便秘(症)<子どもの病気>の症状の現れ方

 症状は便回数の低下、硬い便のほかに、残便感、遺糞症(いふんしょう)(便秘にもかかわらず自覚しないで便をもらす)、便成分で下着を汚す、腹痛、腹部膨満(ぼうまん)、嘔吐、食欲不振などがあげられます。便秘の程度が強いと、硬い便の周囲から軟便がもれ出て、一見すると下痢のように感じることがあります。また、尿路感染症を伴うこともあります。

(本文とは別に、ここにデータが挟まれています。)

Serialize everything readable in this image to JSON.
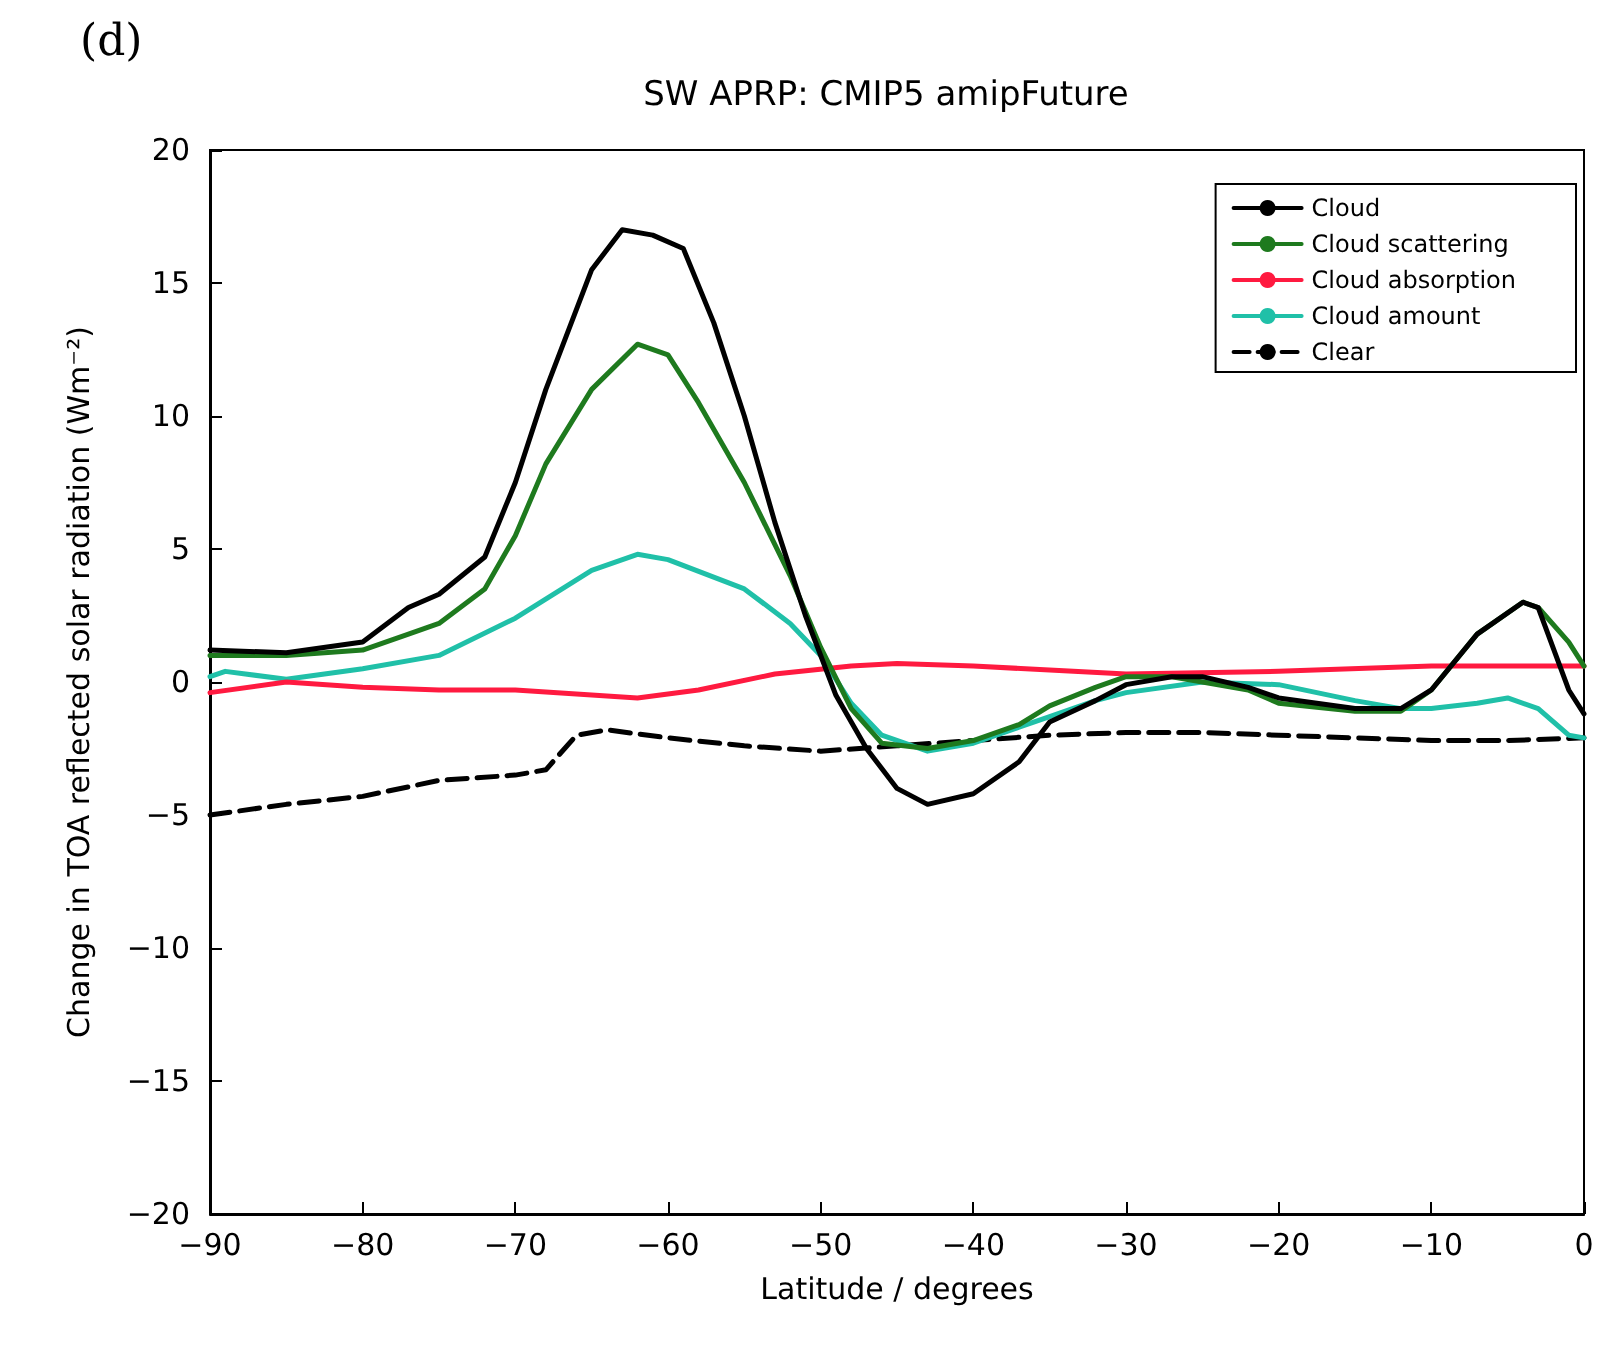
{
  "chart_data": {
    "type": "line",
    "title": "SW APRP: CMIP5 amipFuture",
    "xlabel": "Latitude / degrees",
    "ylabel": "Change in TOA reflected solar radiation (Wm⁻²)",
    "annotations": [
      "(d)"
    ],
    "xlim": [
      -90,
      0
    ],
    "xticks": [
      -90,
      -80,
      -70,
      -60,
      -50,
      -40,
      -30,
      -20,
      -10,
      0
    ],
    "ylim": [
      -20,
      20
    ],
    "yticks": [
      -20,
      -15,
      -10,
      -5,
      0,
      5,
      10,
      15,
      20
    ],
    "grid": false,
    "legend": "top right",
    "marker": "none",
    "series": [
      {
        "name": "Cloud",
        "color": "#000000",
        "x": [
          -90,
          -85,
          -80,
          -77,
          -75,
          -72,
          -70,
          -68,
          -65,
          -63,
          -61,
          -59,
          -57,
          -55,
          -53,
          -51,
          -49,
          -47,
          -45,
          -43,
          -40,
          -37,
          -35,
          -32,
          -30,
          -27,
          -25,
          -22,
          -20,
          -15,
          -12,
          -10,
          -7,
          -4,
          -3,
          -1,
          0
        ],
        "values": [
          1.2,
          1.1,
          1.5,
          2.8,
          3.3,
          4.7,
          7.5,
          11,
          15.5,
          17,
          16.8,
          16.3,
          13.5,
          10,
          6,
          2.5,
          -0.5,
          -2.5,
          -4,
          -4.6,
          -4.2,
          -3,
          -1.5,
          -0.7,
          -0.1,
          0.2,
          0.2,
          -0.2,
          -0.6,
          -1,
          -1,
          -0.3,
          1.8,
          3,
          2.8,
          -0.3,
          -1.2
        ]
      },
      {
        "name": "Cloud scattering",
        "color": "#1e7a1e",
        "x": [
          -90,
          -85,
          -80,
          -77,
          -75,
          -72,
          -70,
          -68,
          -65,
          -62,
          -60,
          -58,
          -55,
          -52,
          -50,
          -48,
          -46,
          -43,
          -40,
          -37,
          -35,
          -32,
          -30,
          -27,
          -25,
          -22,
          -20,
          -15,
          -12,
          -10,
          -7,
          -4,
          -3,
          -1,
          0
        ],
        "values": [
          1,
          1,
          1.2,
          1.8,
          2.2,
          3.5,
          5.5,
          8.2,
          11,
          12.7,
          12.3,
          10.5,
          7.5,
          4,
          1.3,
          -1,
          -2.3,
          -2.5,
          -2.2,
          -1.6,
          -0.9,
          -0.2,
          0.2,
          0.2,
          0,
          -0.3,
          -0.8,
          -1.1,
          -1.1,
          -0.3,
          1.8,
          3,
          2.8,
          1.5,
          0.6
        ]
      },
      {
        "name": "Cloud absorption",
        "color": "#ff1a40",
        "x": [
          -90,
          -85,
          -80,
          -75,
          -70,
          -62,
          -58,
          -53,
          -48,
          -45,
          -40,
          -30,
          -20,
          -10,
          0
        ],
        "values": [
          -0.4,
          0,
          -0.2,
          -0.3,
          -0.3,
          -0.6,
          -0.3,
          0.3,
          0.6,
          0.7,
          0.6,
          0.3,
          0.4,
          0.6,
          0.6
        ]
      },
      {
        "name": "Cloud amount",
        "color": "#20c0a8",
        "x": [
          -90,
          -89,
          -85,
          -80,
          -75,
          -70,
          -65,
          -62,
          -60,
          -55,
          -52,
          -50,
          -48,
          -46,
          -43,
          -40,
          -37,
          -35,
          -32,
          -30,
          -25,
          -20,
          -15,
          -12,
          -10,
          -7,
          -5,
          -3,
          -1,
          0
        ],
        "values": [
          0.2,
          0.4,
          0.1,
          0.5,
          1,
          2.4,
          4.2,
          4.8,
          4.6,
          3.5,
          2.2,
          1,
          -0.8,
          -2,
          -2.6,
          -2.3,
          -1.7,
          -1.3,
          -0.7,
          -0.4,
          0,
          -0.1,
          -0.7,
          -1,
          -1,
          -0.8,
          -0.6,
          -1,
          -2,
          -2.1
        ]
      },
      {
        "name": "Clear",
        "color": "#000000",
        "line_style": "dashed",
        "x": [
          -90,
          -85,
          -80,
          -75,
          -70,
          -68,
          -66,
          -64,
          -60,
          -55,
          -50,
          -45,
          -40,
          -35,
          -30,
          -25,
          -20,
          -15,
          -10,
          -5,
          0
        ],
        "values": [
          -5,
          -4.6,
          -4.3,
          -3.7,
          -3.5,
          -3.3,
          -2,
          -1.8,
          -2.1,
          -2.4,
          -2.6,
          -2.4,
          -2.2,
          -2,
          -1.9,
          -1.9,
          -2,
          -2.1,
          -2.2,
          -2.2,
          -2.1
        ]
      }
    ]
  }
}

 腹痛のために救急外来を受診する子どもの多くは便秘によるものです。

便秘(症)<子どもの病気>の診断と治療の方法

 治療の基本は悪循環を断ち切り、排便のリズムを取りもどすことです。まず、下剤や浣腸で直腸にたまった便を十分に排便させ、その後も便がたまらないようにします。十分な量の便軟化薬を使用します。

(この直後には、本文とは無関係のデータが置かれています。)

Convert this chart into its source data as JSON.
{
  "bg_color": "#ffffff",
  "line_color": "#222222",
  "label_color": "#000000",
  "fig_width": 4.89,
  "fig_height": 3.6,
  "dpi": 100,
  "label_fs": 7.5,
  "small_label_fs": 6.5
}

 ヒトは起床し活動しはじめると、腸運動も活発になります。また、冷たい水分(たとえばオレンジジュース)も腸運動を促進させるので、起床後に冷たいジュースを飲ませて10分後、あるいは朝食後などの決まった時間に、トイレに行かせるように習慣づけるのも効果的です。便器に座ることにより腹圧が生じやすくなり、排便を促進します。
 大きい子はトイレに10〜15分を限度として座らせます。幼児は暗いトイレを嫌がるので、明るい場所でおまるを使うほうがよいでしょう。
 これを2〜3カ月続けると規則的な排便ができるようになってきます。食事療法も重要です。野菜や海藻、穀類、コンニャクなどで食物繊維を多く摂取するようにしてください。